我有一个.csv文件,其中包含> 100列和数千行:
> Datetime A B C D E ... FA FB
> 01.01.2014 00:00 15,15 15,15 32,43 15,15 33,27 82,59 1,38
> 01.01.2014 01:00 12,96 12,96 32,49 12,96 30,07 82,59 1,38
> 01.01.2014 02:00 12,09 12,09 28,43 12,09 23,01 82,59 1,38
> 01.01.2014 03:00 11,7 11,7 27,63 11,7 11,04 82,59 1,38
> 01.01.2014 04:00 11,66 11,66 25,99 11,66 9,09 82,59 1,38
> ... ... ... ... ... ... ... ...
> 01.10.2018 23:00 9,85 9,85 17,2 9,85 10,44 92,15 1,09
现在,我需要按列提取此数据并将其导出到sqlite3数据库中,如下所示:
Datetime and A
Datetime and B
Datetime and C
...
Datetime and FB
为了获得如下所示的数据库表:
Datetime Value ID
> 01.01.2014 00:00 15,15 A
> 01.01.2014 01:00 12,96 A
> 01.01.2014 02:00 12,09 A
> ... ... ...
> 01.01.2014 00:00 15,15 FB
> 01.01.2014 01:00 12,96 FB
> 01.01.2014 02:00 12,09 FB
我设法使用以下代码写一些数据:
import sqlalchemy
from sqlalchemy import create_engine
from sqlalchemy.ext.declarative import declarative_base
from sqlalchemy import Column, Integer, String, Numeric, DateTime
from sqlalchemy.orm import sessionmaker
from datetime import datetime
import pandas as pd
Base = declarative_base()
# Declaration of the class in order to write into the database.
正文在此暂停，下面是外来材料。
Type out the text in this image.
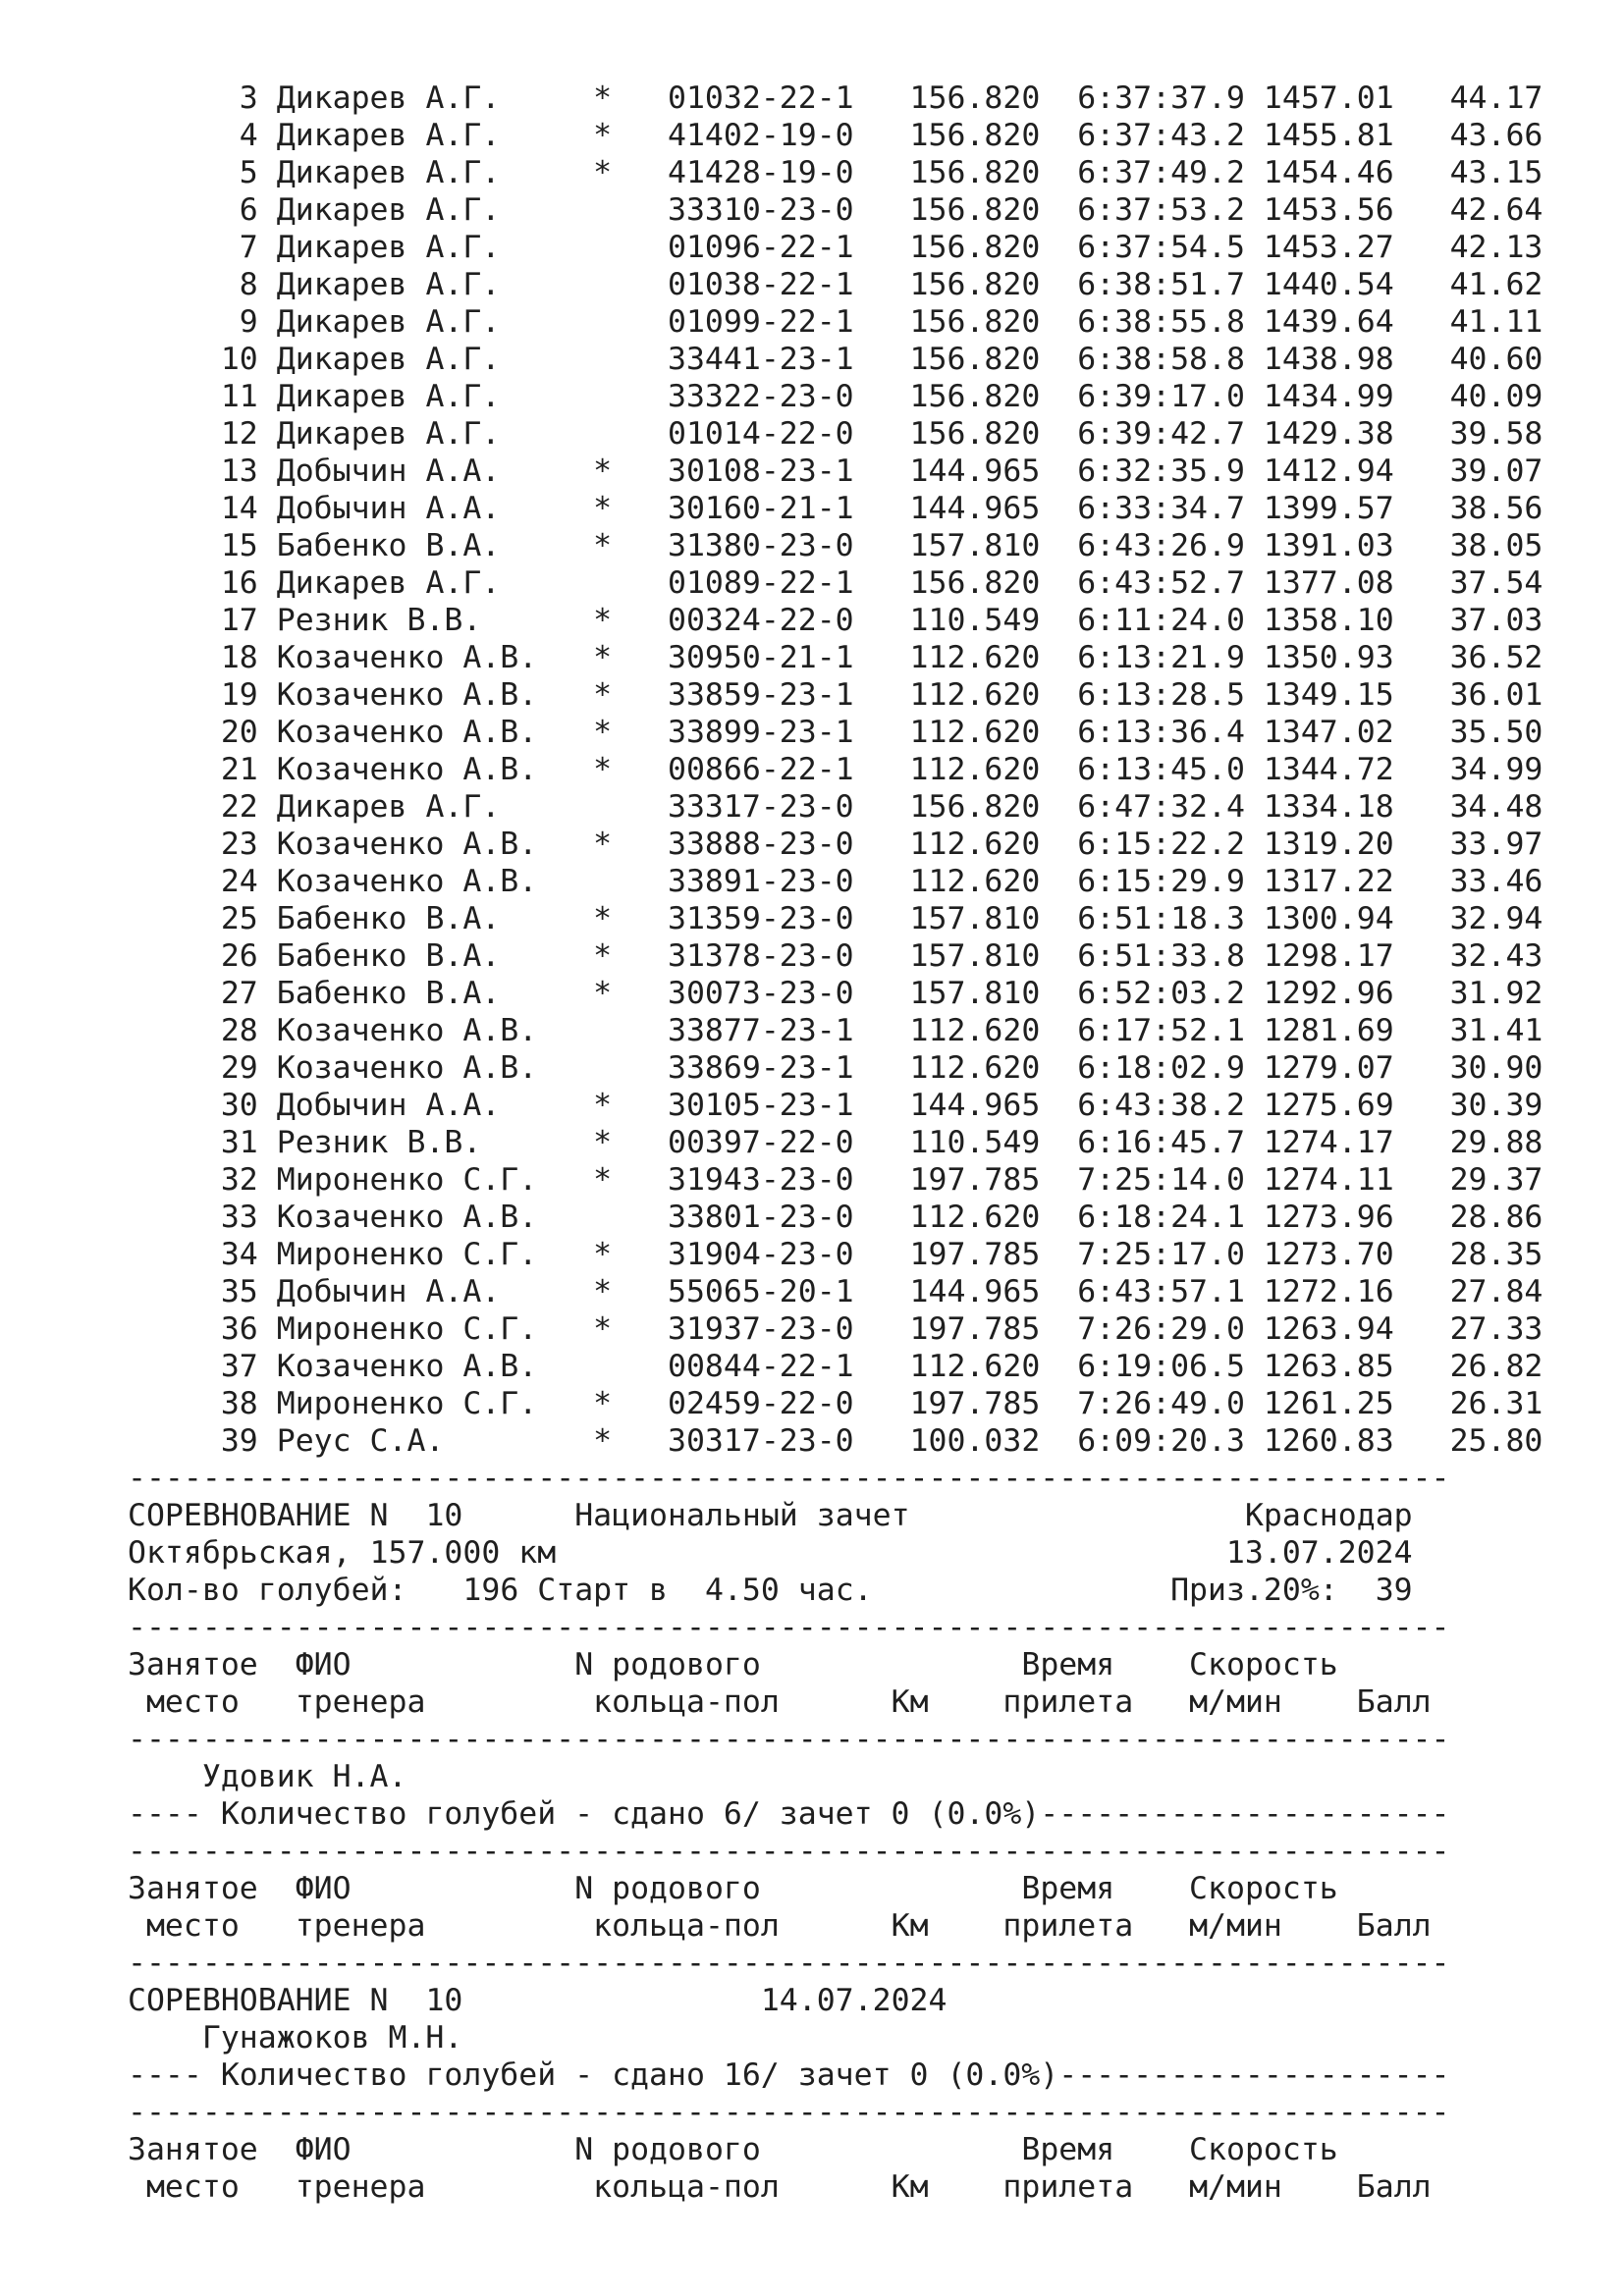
3 Дикарев А.Г.     *   01032-22-1   156.820 6:37:37.9 1457.01   44.17
4 Дикарев А.Г.     *   41402-19-0   156.820 6:37:43.2 1455.81   43.66
5 Дикарев А.Г.     *   41428-19-0   156.820 6:37:49.2 1454.46   43.15
6 Дикарев А.Г.         33310-23-0   156.820 6:37:53.2 1453.56   42.64
7 Дикарев А.Г.         01096-22-1   156.820 6:37:54.5 1453.27   42.13
8 Дикарев А.Г.         01038-22-1   156.820 6:38:51.7 1440.54   41.62
9 Дикарев А.Г.         01099-22-1   156.820 6:38:55.8 1439.64   41.11
10 Дикарев А.Г.         33441-23-1   156.820 6:38:58.8 1438.98   40.60
11 Дикарев А.Г.         33322-23-0   156.820 6:39:17.0 1434.99   40.09
12 Дикарев А.Г.         01014-22-0   156.820 6:39:42.7 1429.38   39.58
13 Добычин А.А.     *   30108-23-1   144.965 6:32:35.9 1412.94   39.07
14 Добычин А.А.     *   30160-21-1   144.965 6:33:34.7 1399.57   38.56
15 Бабенко В.А.     *   31380-23-0   157.810 6:43:26.9 1391.03   38.05
16 Дикарев А.Г.         01089-22-1   156.820 6:43:52.7 1377.08   37.54
17 Резник В.В.      *   00324-22-0   110.549 6:11:24.0 1358.10   37.03
18 Козаченко А.В.   *   30950-21-1   112.620 6:13:21.9 1350.93   36.52
19 Козаченко А.В.   *   33859-23-1   112.620 6:13:28.5 1349.15   36.01
20 Козаченко А.В.   *   33899-23-1   112.620 6:13:36.4 1347.02   35.50
21 Козаченко А.В.   *   00866-22-1   112.620 6:13:45.0 1344.72   34.99
22 Дикарев А.Г.         33317-23-0   156.820 6:47:32.4 1334.18   34.48
23 Козаченко А.В.   *   33888-23-0   112.620 6:15:22.2 1319.20   33.97
24 Козаченко А.В.       33891-23-0   112.620 6:15:29.9 1317.22   33.46
25 Бабенко В.А.     *   31359-23-0   157.810 6:51:18.3 1300.94   32.94
26 Бабенко В.А.     *   31378-23-0   157.810 6:51:33.8 1298.17   32.43
27 Бабенко В.А.     *   30073-23-0   157.810 6:52:03.2 1292.96   31.92
28 Козаченко А.В.       33877-23-1   112.620 6:17:52.1 1281.69   31.41
29 Козаченко А.В.       33869-23-1   112.620 6:18:02.9 1279.07   30.90
30 Добычин А.А.     *   30105-23-1   144.965 6:43:38.2 1275.69   30.39
31 Резник В.В.      *   00397-22-0   110.549 6:16:45.7 1274.17   29.88
32 Мироненко С.Г.   *   31943-23-0   197.785 7:25:14.0 1274.11   29.37
33 Козаченко А.В.       33801-23-0   112.620 6:18:24.1 1273.96   28.86
34 Мироненко С.Г.   *   31904-23-0   197.785 7:25:17.0 1273.70   28.35
35 Добычин А.А.     *   55065-20-1   144.965 6:43:57.1 1272.16   27.84
36 Мироненко С.Г.   *   31937-23-0   197.785 7:26:29.0 1263.94   27.33
37 Козаченко А.В.       00844-22-1   112.620 6:19:06.5 1263.85   26.82
38 Мироненко С.Г.   *   02459-22-0   197.785 7:26:49.0 1261.25   26.31
39 Реус С.А.        *   30317-23-0   100.032 6:09:20.3 1260.83   25.80
-----------------------------------------------------------------------
СОРЕВНОВАНИЕ N 10	Национальный зачет	Краснодар
Октябрьская, 157.000 км	13.07.2024
Кол-во голубей: 196 Старт в 4.50 час.	Приз.20%: 39
-----------------------------------------------------------------------
Занятое ФИО	N родового	Время Скорость
место тренера	кольца-пол	Км прилета м/мин Балл
-----------------------------------------------------------------------
Удовик Н.А.
---- Количество голубей - сдано 6/ зачет 0 (0.0%)----------------------
-----------------------------------------------------------------------
Занятое ФИО	N родового	Время Скорость
место тренера	кольца-пол	Км прилета м/мин Балл
-----------------------------------------------------------------------
СОРЕВНОВАНИЕ N 10	14.07.2024
Гунажоков М.Н.
---- Количество голубей - сдано 16/ зачет 0 (0.0%)---------------------
-----------------------------------------------------------------------
Занятое ФИО	N родового	Время Скорость
место тренера	кольца-пол	Км прилета м/мин Балл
This structure is standard and should align with SQLAlchemy's doc.
class Values_1(Base):
__tablename__ = 'Timeseries_Values'
ID = Column(Integer, primary_key=True)
Date = Column(DateTime, primary_key=True)
Value = Column(Numeric)
def main(fileToRead):
# Set up of the table in db and the file to import
fileToRead = r'data.csv'
tableToWriteTo = 'Timeseries_Values'
df = pd.read_csv(fileToRead, sep=';', decimal=',', parse_dates=['Date'], dayfirst=True)
df.columns = ['Datetime', 'A']
engine = create_engine('sqlite:///data.db')
conn = engine.connect()
metadata = sqlalchemy.schema.MetaData(bind=engine, reflect=True)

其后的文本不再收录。